15 November 2010
Every Thanksgiving before sitting down to eat, my friends and I gather in a circle, hold hands, and say what we’re grateful for in that moment. I know, it’s kinda New Age dorky, but I like the ritual. I also give thanks before my daily meals – thanking “everybody and everything that has given of its life energy so that I may have this abundance before me”* – and at night after I’ve nestled under the covers. And, of course, I do my best to express my gratitude throughout the day when people are helpful and kind.
We appreciate being appreciated. And we feel better about ourselves when we are appreciative. Conveying our gratitude makes the world a better place. It is one aspect of Tikkun Olam (Repair of the World).
Gratitude works wonders on many levels. Not only does it make us feel better about ourselves, it helps move us out of scarcity thinking (the belief that there isn’t enough, which can lead to cluttering out lives with objects “just in case”). It can shift us from feeling whoa-is-me funky to a sense of, if not joy, at least contentment. It can also help to create the life we want. I’m not sure how this works, whether it’s because of a magnetic energy responding to the increased energy of gratitude (like finding like), or because we are more likely to see and respond to that which we are focused on, or some other reason. But years ago I heard someone rephrase the Serenity Prayer from “Grant me the Serenity” to “Thank you for the Serenity,” and I realized how right this change was. I didn’t need to ask for serenity, it was already in me. I only had to recognize it, which I could do through gratitude.
Before embarking on my journey in search of home, I wrote to a friend about what I was looking for, what I wanted my life to look like. The description began with “I want.” Once I landed in Humboldt County, I looked at that list and remembered the Serenity Prayer lesson. I rewrote it from a place of gratitude, understanding that all these things already existed, I just may not have caught up with them yet. This Thank You vision is posted on my fridge where I read it most days. And you know what? Just about everything on that list is an active part of my life these days. I know I will meet up with the rest in due time. Here is my vision:
• Thank you for my perfect country cottage with organic flowers, herbs, veggies, and fruit trees, chickens, and cats.
• Thank you for a home in which to cook and arrange flowers.
• Thank you for the ability to see stars at night and to hear running water.
• Thank you for green valleys surrounded by trees.
• Thank you for community and family, for wonderful neighbors and friends and joyous gatherings with them.

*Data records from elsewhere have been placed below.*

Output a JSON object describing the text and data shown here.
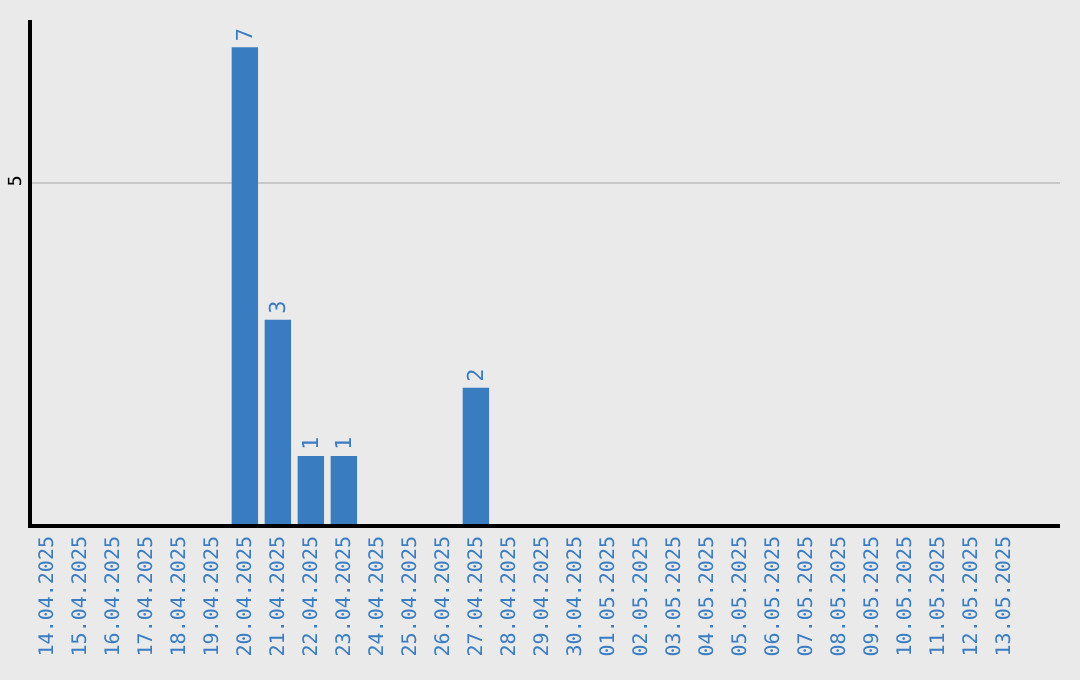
{
  "chart_data": {
    "type": "bar",
    "categories": [
      "14.04.2025",
      "15.04.2025",
      "16.04.2025",
      "17.04.2025",
      "18.04.2025",
      "19.04.2025",
      "20.04.2025",
      "21.04.2025",
      "22.04.2025",
      "23.04.2025",
      "24.04.2025",
      "25.04.2025",
      "26.04.2025",
      "27.04.2025",
      "28.04.2025",
      "29.04.2025",
      "30.04.2025",
      "01.05.2025",
      "02.05.2025",
      "03.05.2025",
      "04.05.2025",
      "05.05.2025",
      "06.05.2025",
      "07.05.2025",
      "08.05.2025",
      "09.05.2025",
      "10.05.2025",
      "11.05.2025",
      "12.05.2025",
      "13.05.2025"
    ],
    "values": [
      0,
      0,
      0,
      0,
      0,
      0,
      7,
      3,
      1,
      1,
      0,
      0,
      0,
      2,
      0,
      0,
      0,
      0,
      0,
      0,
      0,
      0,
      0,
      0,
      0,
      0,
      0,
      0,
      0,
      0
    ],
    "value_labels": [
      null,
      null,
      null,
      null,
      null,
      null,
      "7",
      "3",
      "1",
      "1",
      null,
      null,
      null,
      "2",
      null,
      null,
      null,
      null,
      null,
      null,
      null,
      null,
      null,
      null,
      null,
      null,
      null,
      null,
      null,
      null
    ],
    "color": "#3a7cc0",
    "ylim": [
      0,
      7.4
    ],
    "yticks": [
      5
    ],
    "grid": "y",
    "legend": false
  }
}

• Thank you for the ability to live my life in synch with the earth and her seasons in a life-nurturing way.
• Thank you for the opportunity to do Tikkun Olam.
• Thank you for daily walks outdoors and senses with which to delight in Creation’s beauty.

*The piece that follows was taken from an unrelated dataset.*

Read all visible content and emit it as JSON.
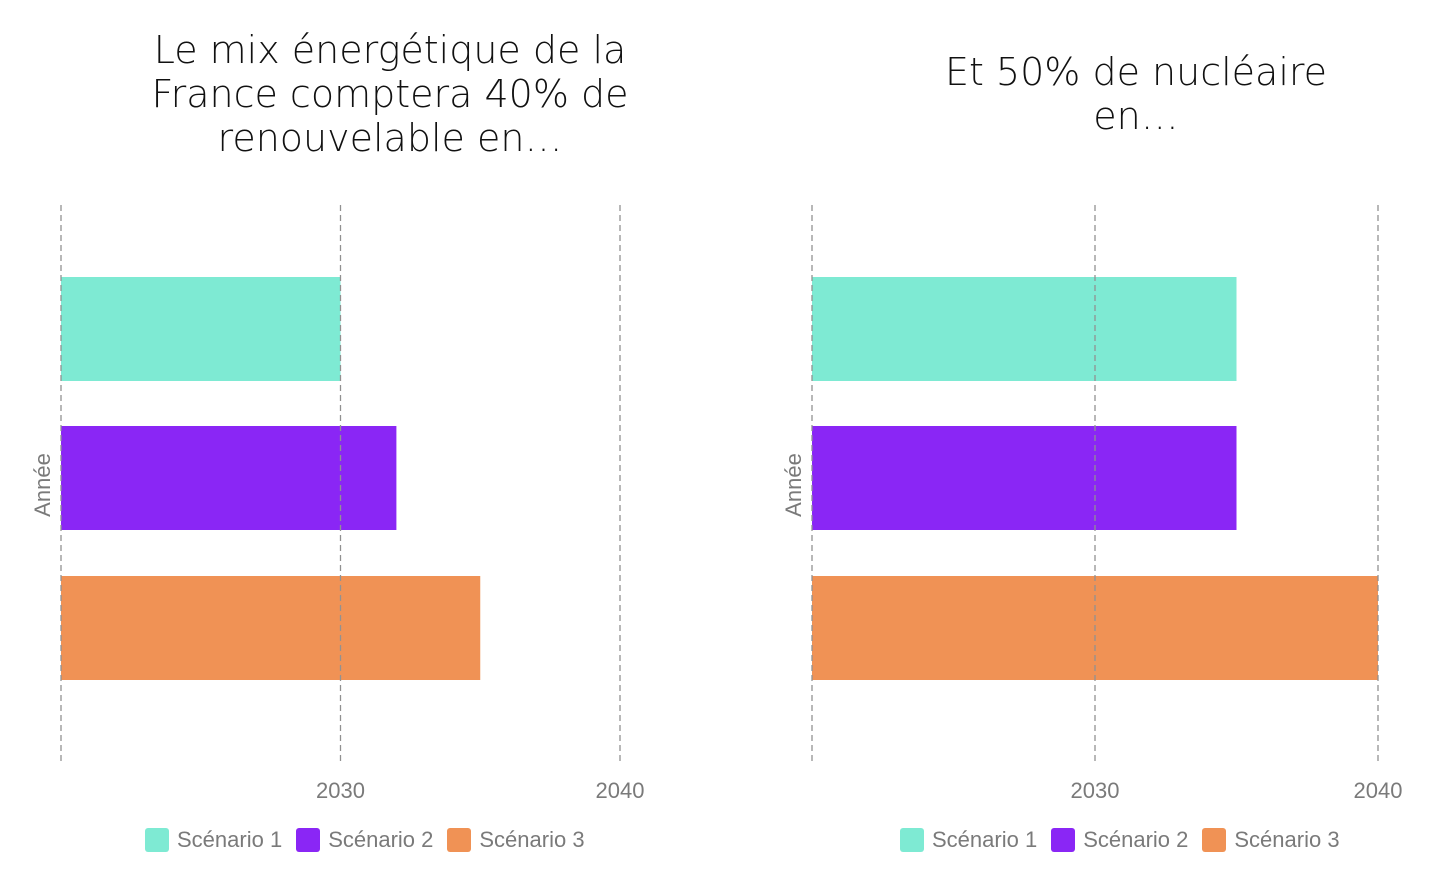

• Thank you for dancing and laughter and love making, for passion and play.
• Thank you for a husband who is conscious, affectionate, honest, dependable, kind, prosperous, grounded, joyous, monogamous, healthy, physically attractive, playful, communicative, wise, gentle and strong, who sees me truly, finds me beautiful and loves me deeply, and is committed to spending his life with me.

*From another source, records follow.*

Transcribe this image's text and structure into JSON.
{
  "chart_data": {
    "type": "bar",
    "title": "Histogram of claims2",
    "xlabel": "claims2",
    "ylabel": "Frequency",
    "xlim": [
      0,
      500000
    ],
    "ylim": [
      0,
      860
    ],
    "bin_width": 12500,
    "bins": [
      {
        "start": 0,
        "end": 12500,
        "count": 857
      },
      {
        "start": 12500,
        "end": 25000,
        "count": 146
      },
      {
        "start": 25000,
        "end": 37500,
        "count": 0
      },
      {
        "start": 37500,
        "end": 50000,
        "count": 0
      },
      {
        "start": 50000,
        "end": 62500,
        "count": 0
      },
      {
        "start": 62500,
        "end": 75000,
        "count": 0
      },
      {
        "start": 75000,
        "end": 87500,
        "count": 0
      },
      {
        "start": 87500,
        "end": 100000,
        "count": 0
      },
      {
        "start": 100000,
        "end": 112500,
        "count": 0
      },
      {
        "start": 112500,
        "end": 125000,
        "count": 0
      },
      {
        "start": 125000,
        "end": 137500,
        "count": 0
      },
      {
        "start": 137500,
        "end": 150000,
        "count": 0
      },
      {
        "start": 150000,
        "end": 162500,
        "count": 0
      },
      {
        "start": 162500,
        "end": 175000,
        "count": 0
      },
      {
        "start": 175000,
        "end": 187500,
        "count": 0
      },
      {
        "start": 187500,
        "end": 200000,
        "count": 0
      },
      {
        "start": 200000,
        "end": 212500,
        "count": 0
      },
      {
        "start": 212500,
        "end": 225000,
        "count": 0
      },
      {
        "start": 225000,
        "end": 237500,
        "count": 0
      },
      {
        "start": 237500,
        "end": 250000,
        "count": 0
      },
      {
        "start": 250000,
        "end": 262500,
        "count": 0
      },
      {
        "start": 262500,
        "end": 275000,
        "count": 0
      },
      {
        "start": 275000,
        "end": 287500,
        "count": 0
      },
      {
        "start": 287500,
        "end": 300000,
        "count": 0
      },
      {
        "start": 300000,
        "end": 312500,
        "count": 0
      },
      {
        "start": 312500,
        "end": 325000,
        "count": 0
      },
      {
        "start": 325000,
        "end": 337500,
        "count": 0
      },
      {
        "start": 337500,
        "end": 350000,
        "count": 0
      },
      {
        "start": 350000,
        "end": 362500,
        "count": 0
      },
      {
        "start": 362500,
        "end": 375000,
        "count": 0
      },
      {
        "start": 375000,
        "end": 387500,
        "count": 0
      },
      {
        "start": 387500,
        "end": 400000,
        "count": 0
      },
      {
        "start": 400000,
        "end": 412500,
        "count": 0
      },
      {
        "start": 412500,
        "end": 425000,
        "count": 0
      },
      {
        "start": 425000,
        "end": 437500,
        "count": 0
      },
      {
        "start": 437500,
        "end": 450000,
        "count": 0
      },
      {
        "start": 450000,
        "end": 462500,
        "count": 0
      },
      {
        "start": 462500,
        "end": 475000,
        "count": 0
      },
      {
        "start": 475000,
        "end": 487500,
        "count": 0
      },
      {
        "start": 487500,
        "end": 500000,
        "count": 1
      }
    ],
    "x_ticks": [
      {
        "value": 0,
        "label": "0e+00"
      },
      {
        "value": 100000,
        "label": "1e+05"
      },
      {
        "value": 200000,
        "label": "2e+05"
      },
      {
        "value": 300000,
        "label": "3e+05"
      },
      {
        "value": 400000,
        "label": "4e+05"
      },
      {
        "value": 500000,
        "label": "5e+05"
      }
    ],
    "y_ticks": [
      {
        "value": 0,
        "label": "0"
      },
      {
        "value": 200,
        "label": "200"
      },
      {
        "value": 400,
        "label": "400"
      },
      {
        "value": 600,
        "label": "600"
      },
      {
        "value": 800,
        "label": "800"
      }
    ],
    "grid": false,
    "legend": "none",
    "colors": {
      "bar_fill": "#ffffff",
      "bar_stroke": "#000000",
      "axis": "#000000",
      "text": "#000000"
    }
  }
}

• Thank you for a life rooted in love and faith, knowing we’re all one and there’s nothing to fear on this path of compassion, joy, and kindness.
• Thank you.
How do you practice gratitude, and what are you grateful for?
Tip of the Month
This month, make a practice of saying “Thank you” to someone every day. If you’d like, keep a list of whom you thanked and why.
Quotes of the Month
“Take full account of the excellencies which you possess, and in gratitude remember how you would hanker after them, if you had them not.” Marcus Aurelius
"Appreciation can make a day, even change a life. Your willingness to put it into words is all that is necessary." Margaret Cousins
“Instead of looking for love, give it; constantly renew it in yourself and you will always feel its presence within you. It will always be there smiling at you, gazing on you kindly.” Omraam Mikhael Aivanhov
Recipe of the Month
1 cup flour
1/2 cup sugar (or 1/3 cup honey)
1 teaspoon baking soda
1 teaspoon baking powder
1 teaspoon Cinnamon
½ teaspoon nutmeg
¼ teaspoon cloves
Make a well in the center of the dry ingredients and add:
1/2 cup oil (or ½ cup melted butter)
1 cup puréed pumpkin
Mix quickly to combine wet and dry ingredients.
1 cup chopped cranberries
¼ cup raisins
¼ cup chopped pecans
Pour into bread pan or muffin tins.
Bake at 350° for about an hour. (I use the top-is-cracked-and-browned cue to determine doneness. Inserting a toothpick and having it come out clean works, too.)
*The grace continues: “May I use this energy to do good, and may we all be blessed. So mote it be.”